I will asses this from the perspective of a policymaker considering we are considering how to aid charities/charitable causes, rather than how much to aid them. Holding constant the level of total aid, a standard Economics approach focuses on whether this gives charities incentives to purchase too many, too few, or the wrong mix of inputs, for their ‘production process.’ To the extent that charities are not able to recover input-VAT (in contrast to large private producers), the charities will underinvest in such inputs and over rely on goods that do not incur VAT. Economists consider production as an output that can arise as a functions of capital, labour, and other inputs, and this function is often flexible; various combinations can produce the same level of output, but only one is the minimum-cost combination. Equivalently, there may be only one mix of these inputs that will yield the greatest value produced for a given cost. Taxing inputs to the production process can yield what we call ‘productive inefficiency’. When there is a trade-off between purchasing a VAT’d product (e.g., a new dishwashing machine) and enlisting a worker or volunteer to do the same (e.g., wash dishes by hand), the charities may tend to favour the latter in a way that is inefficient.

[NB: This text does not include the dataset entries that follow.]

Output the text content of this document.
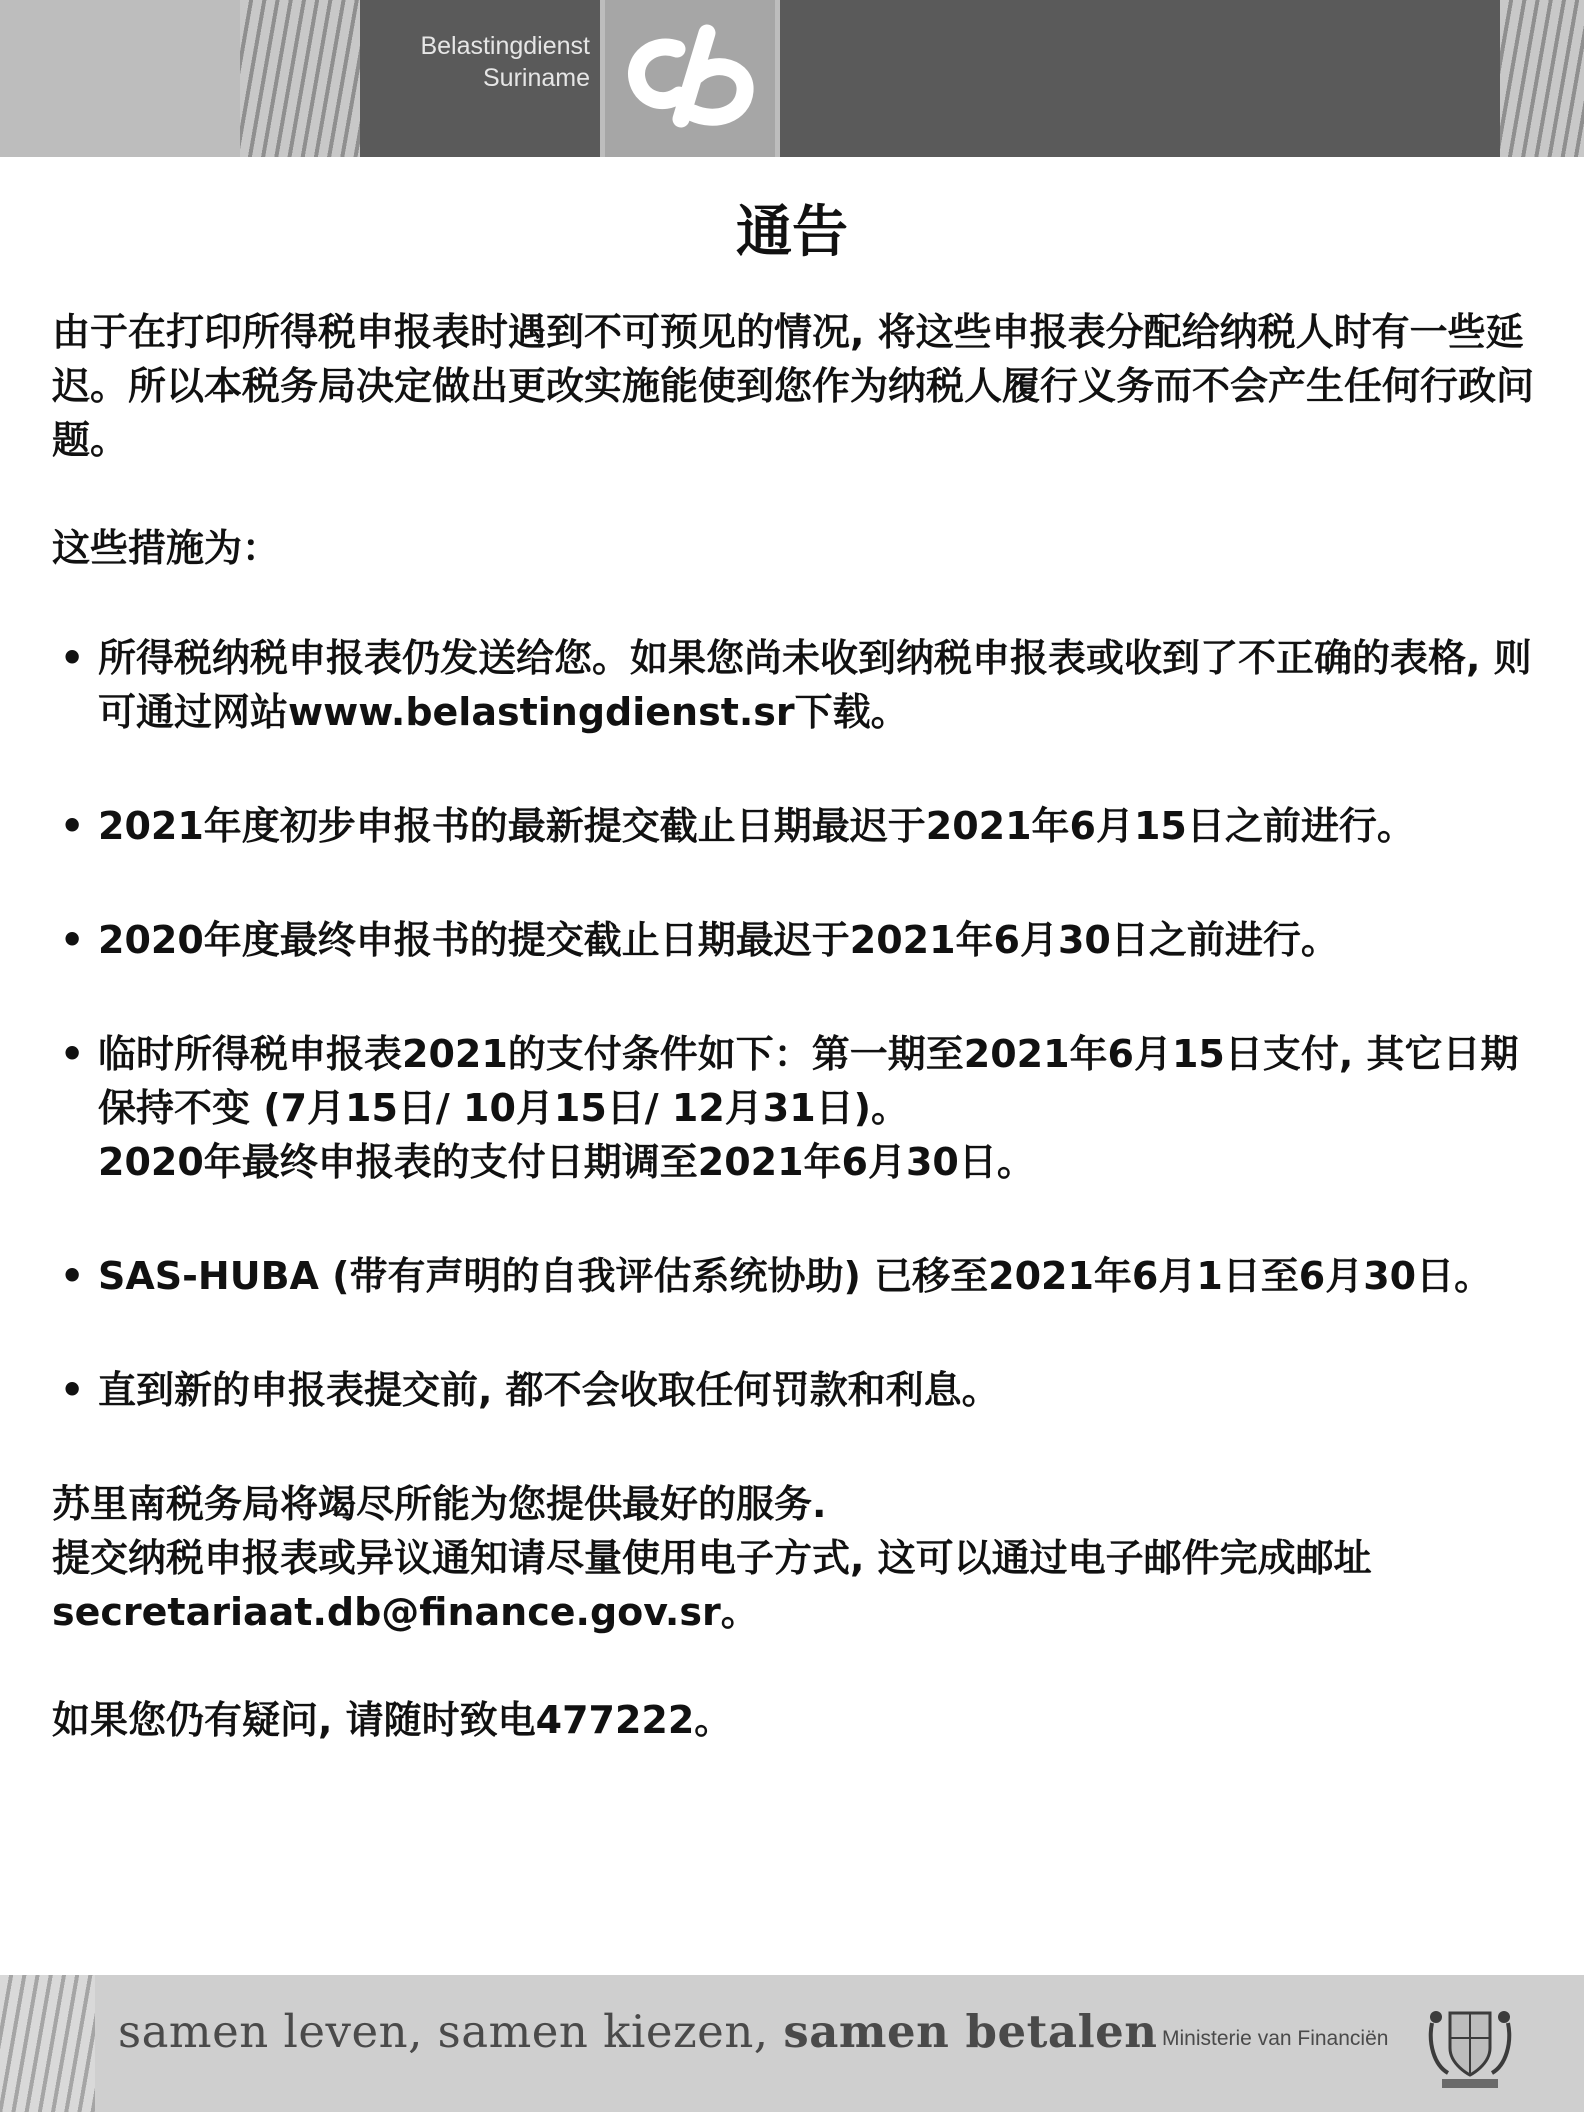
Belastingdienst
Suriname
通告

由于在打印所得税申报表时遇到不可预见的情况, 将这些申报表分配给纳税人时有一些延迟。所以本税务局决定做出更改实施能使到您作为纳税人履行义务而不会产生任何行政问题。

这些措施为：

• 所得税纳税申报表仍发送给您。如果您尚未收到纳税申报表或收到了不正确的表格, 则可通过网站www.belastingdienst.sr下载。
• 2021年度初步申报书的最新提交截止日期最迟于2021年6月15日之前进行。
• 2020年度最终申报书的提交截止日期最迟于2021年6月30日之前进行。
• 临时所得税申报表2021的支付条件如下：第一期至2021年6月15日支付, 其它日期保持不变 (7月15日/ 10月15日/ 12月31日)。
2020年最终申报表的支付日期调至2021年6月30日。
• SAS-HUBA (带有声明的自我评估系统协助) 已移至2021年6月1日至6月30日。
• 直到新的申报表提交前, 都不会收取任何罚款和利息。

苏里南税务局将竭尽所能为您提供最好的服务.

提交纳税申报表或异议通知请尽量使用电子方式, 这可以通过电子邮件完成邮址secretariaat.db@finance.gov.sr。

如果您仍有疑问, 请随时致电477222。

samen leven, samen kiezen, samen betalen Ministerie van Financiën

Essentially, I think businesses and charities of all sizes should be treated similarly when it comes to taxation and recovery of VAT. To do otherwise creates inefficiency; less output and fewer services are being produced than could be produced. The same VAT revenue could be generated by changing the overall rates, without introducing this distortion.
One caveat to this (which holds for my other related responses below) is that there may be political reasons why supporting charities through a wide variety of benefits and tax relief programs is more achievable. If this is necessary, for political concerns, to give charities the desired level of support, we may be willing to accept certain consequent inefficiencies.
Business rates relief
Business rates are a tax on occupancy, which any charity that owns or rents a property is liable to pay. Charities receive a mandatory relief of 80% of their business rates bill. …
Considering the format of the aid to charities/causes, and not the total amount of such aid… I do not see a justification for this particular form of tax relief. Again, thinking about the production model, this would seem to push charities in the direction of owning or renting property, in a departure from efficiency.